Cancer is the third leading cause of death worldwide. It is estimated that one in six women worldwide will develop cancer during her lifetime and one in eleven will die from the disease. Cancer doesn´t respect national borders, walls, social class, or economic status. However, cancer outcomes are driven mainly by access to health care. Breast cancer incidence to mortality ratios in low- and middle-income countries, such as Mexico, are higher when compared to those in high-income countries, which in part is due to a higher incidence of advanced disease at presentation. The advancement of genetic research and technologies provides new possibilities for cancer screening, prevention, and earlier treatments. However, identification of patients at elevated risk for cancer requires resources that are beyond the reach of many communities around the world. Even within the United States, disparities in accessing genetic testing persist and are amplified in patients from diverse racial and ethnic backgrounds.

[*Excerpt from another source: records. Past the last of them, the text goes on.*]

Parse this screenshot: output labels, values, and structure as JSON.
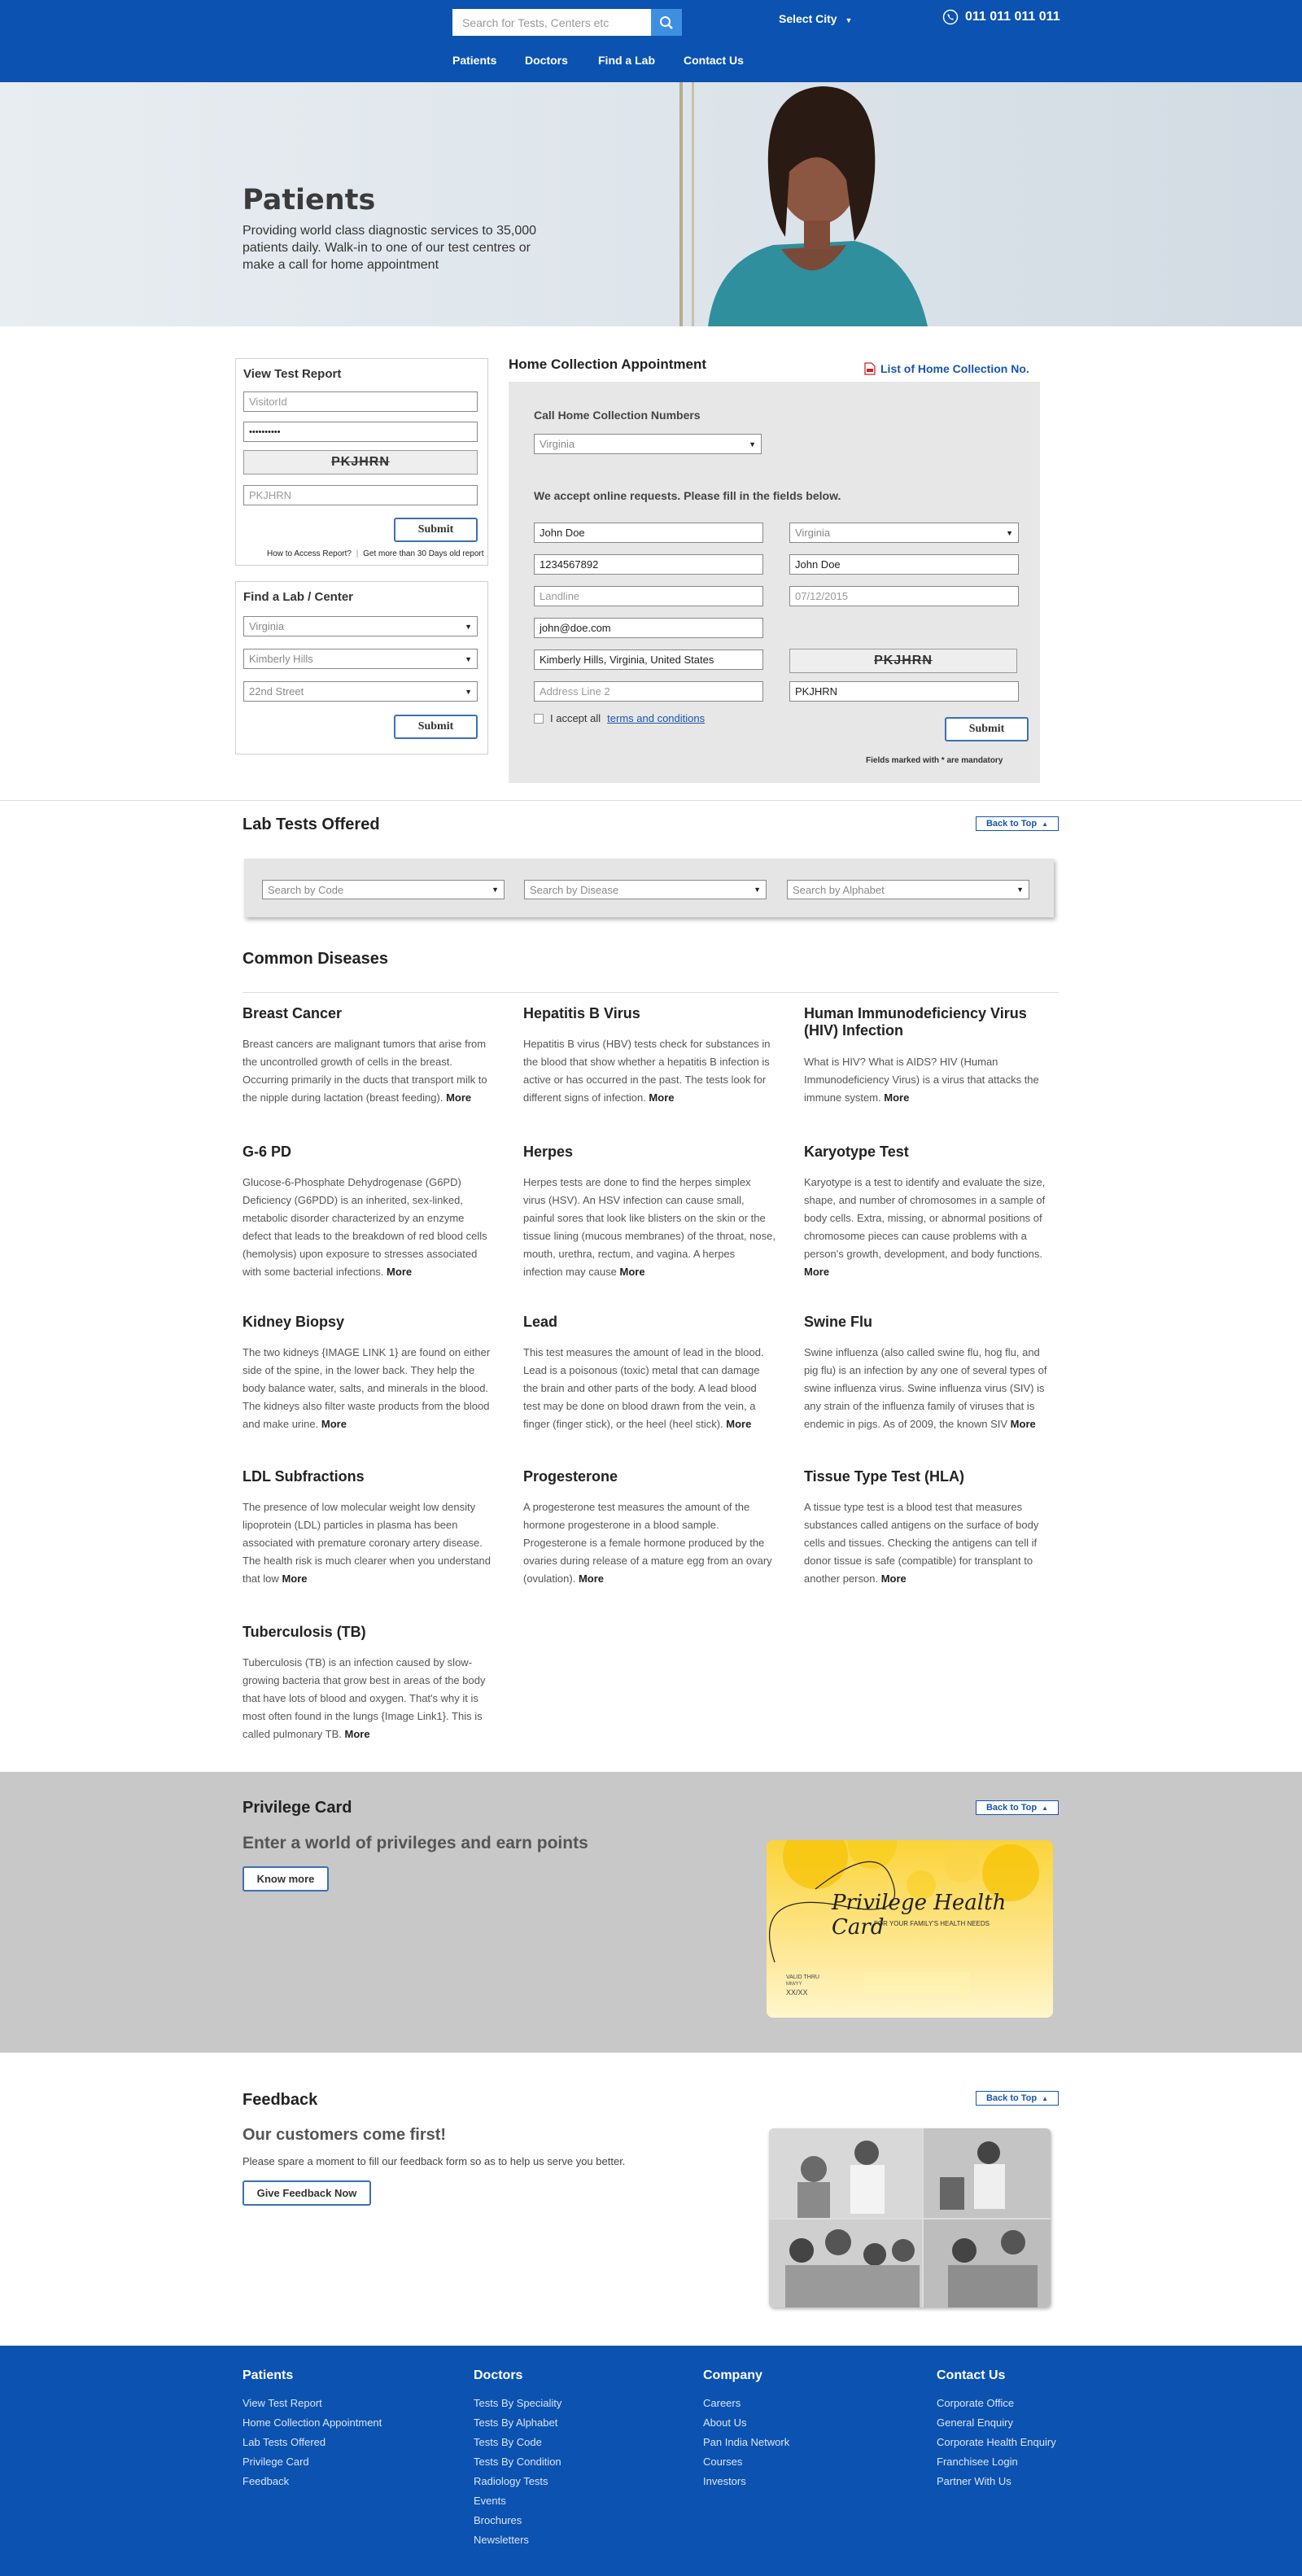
{
  "header": {
    "search_placeholder": "Search for Tests, Centers etc",
    "city_label": "Select City",
    "phone": "011 011 011 011",
    "nav": [
      "Patients",
      "Doctors",
      "Find a Lab",
      "Contact Us"
    ]
  },
  "hero": {
    "title": "Patients",
    "text": "Providing world class diagnostic services to 35,000 patients daily. Walk-in to one of our test centres or make a call for home appointment"
  },
  "view_report": {
    "title": "View Test Report",
    "visitor_placeholder": "VisitorId",
    "password_value": "••••••••••",
    "captcha": "PKJHRN",
    "captcha_input_placeholder": "PKJHRN",
    "submit": "Submit",
    "help_link": "How to Access Report?",
    "old_report_link": "Get more than 30 Days old report"
  },
  "find_lab": {
    "title": "Find a Lab / Center",
    "state": "Virginia",
    "area": "Kimberly Hills",
    "street": "22nd Street",
    "submit": "Submit"
  },
  "home_collection": {
    "title": "Home Collection Appointment",
    "list_link": "List of Home Collection No.",
    "call_heading": "Call Home Collection Numbers",
    "call_state": "Virginia",
    "online_heading": "We accept online requests. Please fill in the fields below.",
    "name": "John Doe",
    "mobile": "1234567892",
    "landline_placeholder": "Landline",
    "email": "john@doe.com",
    "address1": "Kimberly Hills, Virginia, United States",
    "address2_placeholder": "Address Line 2",
    "state": "Virginia",
    "patient_name": "John Doe",
    "date_placeholder": "07/12/2015",
    "captcha": "PKJHRN",
    "captcha_input": "PKJHRN",
    "accept_text": "I accept all",
    "terms_link": "terms and conditions",
    "submit": "Submit",
    "mandatory_note": "Fields marked with * are mandatory"
  },
  "lab_tests": {
    "title": "Lab Tests Offered",
    "back_to_top": "Back to Top",
    "by_code": "Search by Code",
    "by_disease": "Search by Disease",
    "by_alphabet": "Search by Alphabet"
  },
  "common_diseases": {
    "title": "Common Diseases",
    "more": "More",
    "items": [
      {
        "title": "Breast Cancer",
        "text": "Breast cancers are malignant tumors that arise from the uncontrolled growth of cells in the breast. Occurring primarily in the ducts that transport milk to the nipple during lactation (breast feeding)."
      },
      {
        "title": "Hepatitis B Virus",
        "text": "Hepatitis B virus (HBV) tests check for substances in the blood that show whether a hepatitis B infection is active or has occurred in the past. The tests look for different signs of infection."
      },
      {
        "title": "Human Immunodeficiency Virus (HIV) Infection",
        "text": "What is HIV? What is AIDS? HIV (Human Immunodeficiency Virus) is a virus that attacks the immune system."
      },
      {
        "title": "G-6 PD",
        "text": "Glucose-6-Phosphate Dehydrogenase (G6PD) Deficiency (G6PDD) is an inherited, sex-linked, metabolic disorder characterized by an enzyme defect that leads to the breakdown of red blood cells (hemolysis) upon exposure to stresses associated with some bacterial infections."
      },
      {
        "title": "Herpes",
        "text": "Herpes tests are done to find the herpes simplex virus (HSV). An HSV infection can cause small, painful sores that look like blisters on the skin or the tissue lining (mucous membranes) of the throat, nose, mouth, urethra, rectum, and vagina. A herpes infection may cause"
      },
      {
        "title": "Karyotype Test",
        "text": "Karyotype is a test to identify and evaluate the size, shape, and number of chromosomes in a sample of body cells. Extra, missing, or abnormal positions of chromosome pieces can cause problems with a person's growth, development, and body functions."
      },
      {
        "title": "Kidney Biopsy",
        "text": "The two kidneys {IMAGE LINK 1} are found on either side of the spine, in the lower back. They help the body balance water, salts, and minerals in the blood. The kidneys also filter waste products from the blood and make urine."
      },
      {
        "title": "Lead",
        "text": "This test measures the amount of lead in the blood. Lead is a poisonous (toxic) metal that can damage the brain and other parts of the body. A lead blood test may be done on blood drawn from the vein, a finger (finger stick), or the heel (heel stick)."
      },
      {
        "title": "Swine Flu",
        "text": "Swine influenza (also called swine flu, hog flu, and pig flu) is an infection by any one of several types of swine influenza virus. Swine influenza virus (SIV) is any strain of the influenza family of viruses that is endemic in pigs. As of 2009, the known SIV"
      },
      {
        "title": "LDL Subfractions",
        "text": "The presence of low molecular weight low density lipoprotein (LDL) particles in plasma has been associated with premature coronary artery disease. The health risk is much clearer when you understand that low"
      },
      {
        "title": "Progesterone",
        "text": "A progesterone test measures the amount of the hormone progesterone in a blood sample. Progesterone is a female hormone produced by the ovaries during release of a mature egg from an ovary (ovulation)."
      },
      {
        "title": "Tissue Type Test (HLA)",
        "text": "A tissue type test is a blood test that measures substances called antigens on the surface of body cells and tissues. Checking the antigens can tell if donor tissue is safe (compatible) for transplant to another person."
      },
      {
        "title": "Tuberculosis (TB)",
        "text": "Tuberculosis (TB) is an infection caused by slow-growing bacteria that grow best in areas of the body that have lots of blood and oxygen. That's why it is most often found in the lungs {Image Link1}. This is called pulmonary TB."
      }
    ]
  },
  "privilege": {
    "title": "Privilege Card",
    "back_to_top": "Back to Top",
    "tagline": "Enter a world of privileges and earn points",
    "button": "Know more",
    "card_name": "Privilege Health Card",
    "card_sub": "FOR YOUR FAMILY'S HEALTH NEEDS",
    "valid_thru": "VALID THRU",
    "month_year": "MM/YY",
    "card_holder": "XX/XX"
  },
  "feedback": {
    "title": "Feedback",
    "back_to_top": "Back to Top",
    "tagline": "Our customers come first!",
    "text": "Please spare a moment to fill our feedback form so as to help us serve you better.",
    "button": "Give Feedback Now"
  },
  "footer": {
    "columns": [
      {
        "heading": "Patients",
        "links": [
          "View Test Report",
          "Home Collection Appointment",
          "Lab Tests Offered",
          "Privilege Card",
          "Feedback"
        ]
      },
      {
        "heading": "Doctors",
        "links": [
          "Tests By Speciality",
          "Tests By Alphabet",
          "Tests By Code",
          "Tests By Condition",
          "Radiology Tests",
          "Events",
          "Brochures",
          "Newsletters"
        ]
      },
      {
        "heading": "Company",
        "links": [
          "Careers",
          "About Us",
          "Pan India Network",
          "Courses",
          "Investors"
        ]
      },
      {
        "heading": "Contact Us",
        "links": [
          "Corporate Office",
          "General Enquiry",
          "Corporate Health Enquiry",
          "Franchisee Login",
          "Partner With Us"
        ]
      }
    ]
  },
  "colors": {
    "brand_blue": "#0b52b1",
    "button_blue": "#3e8fe0",
    "gray_band": "#c8c8c8"
  }
}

Access to cancer genetic risk assessment is limited in Latin American countries due to a lack of personnel and specialized resources. However, collaboration across borders can improve access to care for underserved patients in resource-limited settings, as Lily’s case clearly shows. At the same time, collaboration can also lead to advances in the understanding of issues facing immigrant populations living in high-resource countries, and thus to an improvement in health care provisions. Building bridges between clinicians and patients living across borders is therefore an incredibly powerful tool that can lead to better care, innovation, and more cancer cures.

Rosa and Lily are part of a highly motivated family who show us what can be accomplished when clinicians and patients work together, despite limited resources and national borders. Charité and I will continue to work together, so that more of these families with mutations in cancer predisposition genes identified in the United States can access counseling and genetic testing in Mexico. We are grateful to Rosa and Lily for giving us permission to share their story.